Awkwardness descended with full night. Gavin seemed restless, abrupt. He moved around the room without lighting anywhere. Laura longed to feel his arms around her, but she was reluctant to make any demands. From the way he paced and the curtness of his remarks, it seemed that he wished to be far away from this ramshackle house, and her.
Finally, they fell into strained silence. The fire sputtered and crackled. The wind rushed over the cliffs outside. The sea murmured below. Laura sat in the chair, her hands folded tight.
She grew positively afraid to speak, afraid that if she did, she would blurt out all her feelings, the depths of her love, and then have to face the rejection in his eyes.
When she could stand it no longer, she rose, pretending normalcy. “I’m tired. I believe I’ll go to bed.”
/> Gavin turned as if she’d thrown something. “I’m going to check outside,” he answered.
Check what? she wondered. The goats? She waited a few minutes, but he didn’t return. Laura undressed and got under their blanket. It was a long time before she heard the door creak open. Gavin didn’t join her.
* * *
The day dawned bright and clear. Gavin wasn’t in the house when Laura woke, but he came in a bit later, flushed by the wind and looking very handsome. Had he slept? she wondered. Where?
“I’ve taken more wood up to the headland,” he said. “The sky is clear, ready for our experiment.”
So they were concentrating on the signal project, Laura thought. Not on anything so trivial as what had gone on between them. Gavin wanted to get off this island and run.
They lit their fire at midmorning, building a good blaze and then piling on green branches to maximize the smoke. When a broad column was rising above the headland, Gavin cast the blanket over it, then removed it again. Waiting for a brief interval, he repeated his actions, producing an obvious, satisfying interruption in the flow. He did it again.
“Someone must notice that,” said Laura, gazing up at the intermittent pattern of smoke rising into the sky.
Gavin merely kept at his task. After an hour, there was a trail of smoke shapes fading off to the horizon—some very short, others quite long. Gavin was sleek with sweat from the heat of the flames, the bare column of his throat gleaming. He had rolled his shirtsleeves to the elbow, and his forearms had streaks of soot. He looked rather magnificent, Laura thought, his hair glinting in the sun.
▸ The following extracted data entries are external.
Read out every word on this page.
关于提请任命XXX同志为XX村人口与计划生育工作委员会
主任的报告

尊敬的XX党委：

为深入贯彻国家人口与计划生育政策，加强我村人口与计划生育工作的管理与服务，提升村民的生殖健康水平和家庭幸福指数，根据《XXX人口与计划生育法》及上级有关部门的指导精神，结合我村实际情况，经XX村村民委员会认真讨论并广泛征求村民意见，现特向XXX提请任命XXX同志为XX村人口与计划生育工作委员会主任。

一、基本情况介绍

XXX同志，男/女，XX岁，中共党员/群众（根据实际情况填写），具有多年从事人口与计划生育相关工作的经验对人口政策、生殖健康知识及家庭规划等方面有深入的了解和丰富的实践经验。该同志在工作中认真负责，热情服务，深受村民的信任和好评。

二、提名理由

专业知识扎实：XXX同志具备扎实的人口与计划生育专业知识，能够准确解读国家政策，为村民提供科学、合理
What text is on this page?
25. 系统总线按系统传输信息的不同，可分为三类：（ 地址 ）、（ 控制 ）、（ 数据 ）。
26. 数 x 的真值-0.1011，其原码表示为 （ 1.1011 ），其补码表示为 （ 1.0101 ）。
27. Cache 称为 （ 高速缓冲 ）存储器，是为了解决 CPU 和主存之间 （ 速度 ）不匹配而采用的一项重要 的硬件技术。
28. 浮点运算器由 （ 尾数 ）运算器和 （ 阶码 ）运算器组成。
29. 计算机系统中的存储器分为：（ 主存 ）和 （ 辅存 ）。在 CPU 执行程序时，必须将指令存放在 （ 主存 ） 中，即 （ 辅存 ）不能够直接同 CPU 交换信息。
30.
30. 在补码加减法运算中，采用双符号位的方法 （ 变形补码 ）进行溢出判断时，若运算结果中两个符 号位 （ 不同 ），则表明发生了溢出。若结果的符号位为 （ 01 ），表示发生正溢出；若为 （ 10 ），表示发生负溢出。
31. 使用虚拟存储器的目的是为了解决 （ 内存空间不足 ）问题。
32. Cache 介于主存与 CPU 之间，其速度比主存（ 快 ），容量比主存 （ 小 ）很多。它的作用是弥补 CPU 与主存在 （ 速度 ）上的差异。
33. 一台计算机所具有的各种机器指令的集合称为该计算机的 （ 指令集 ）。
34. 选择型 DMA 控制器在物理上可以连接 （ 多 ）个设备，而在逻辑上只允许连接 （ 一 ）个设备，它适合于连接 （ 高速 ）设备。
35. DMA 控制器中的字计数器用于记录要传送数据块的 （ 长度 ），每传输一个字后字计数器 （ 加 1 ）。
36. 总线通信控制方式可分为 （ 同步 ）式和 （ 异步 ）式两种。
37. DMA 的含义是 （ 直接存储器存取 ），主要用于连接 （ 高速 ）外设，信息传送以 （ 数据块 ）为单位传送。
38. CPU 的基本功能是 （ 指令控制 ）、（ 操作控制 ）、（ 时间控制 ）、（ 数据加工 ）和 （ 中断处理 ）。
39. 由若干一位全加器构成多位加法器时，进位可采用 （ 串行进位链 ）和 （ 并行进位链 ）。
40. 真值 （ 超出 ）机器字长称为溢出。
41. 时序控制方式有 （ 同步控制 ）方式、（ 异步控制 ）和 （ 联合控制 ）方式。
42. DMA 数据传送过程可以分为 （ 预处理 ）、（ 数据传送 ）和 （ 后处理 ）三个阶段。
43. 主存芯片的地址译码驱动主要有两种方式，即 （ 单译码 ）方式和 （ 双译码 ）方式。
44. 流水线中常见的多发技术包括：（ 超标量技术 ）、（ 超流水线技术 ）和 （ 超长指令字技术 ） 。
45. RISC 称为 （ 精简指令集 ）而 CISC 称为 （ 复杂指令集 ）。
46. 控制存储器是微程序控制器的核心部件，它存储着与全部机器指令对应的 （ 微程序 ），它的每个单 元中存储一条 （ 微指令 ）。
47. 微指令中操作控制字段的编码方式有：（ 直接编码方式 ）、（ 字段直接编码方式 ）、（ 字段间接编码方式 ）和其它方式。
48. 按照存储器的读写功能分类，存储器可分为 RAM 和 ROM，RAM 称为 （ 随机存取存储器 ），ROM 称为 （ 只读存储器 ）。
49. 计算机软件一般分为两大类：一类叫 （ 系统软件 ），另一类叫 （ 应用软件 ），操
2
“That should do it,” he said, throwing down the blanket. “If anyone is going to notice, they will notice that.” He wiped his forehead with one hand.
Laura nodded. She thought some ship would come to investigate the signal, but she found the prospect didn’t fill her with unalloyed happiness.
“You can go back to the house if you like,” Gavin said. “I’ll watch up here.”
Without answering, she went. This was what everyone expected her to do, she thought as she negotiated the twisting trail down the cliff—wait in the house while great deeds were done elsewhere. Efface herself, attract no attention. She had come out of the shadows, and now she would go back in, one brief emergence in what might seem a very long life. She suddenly remembered something she had read in the earl’s library. A poem spoke of a bird that flew from the night sky into a brightly lit banqueting hall, where torches burned and people celebrated, and then out again; an ephemeral flight from darkness to darkness. She felt a sharp kinship with that bird.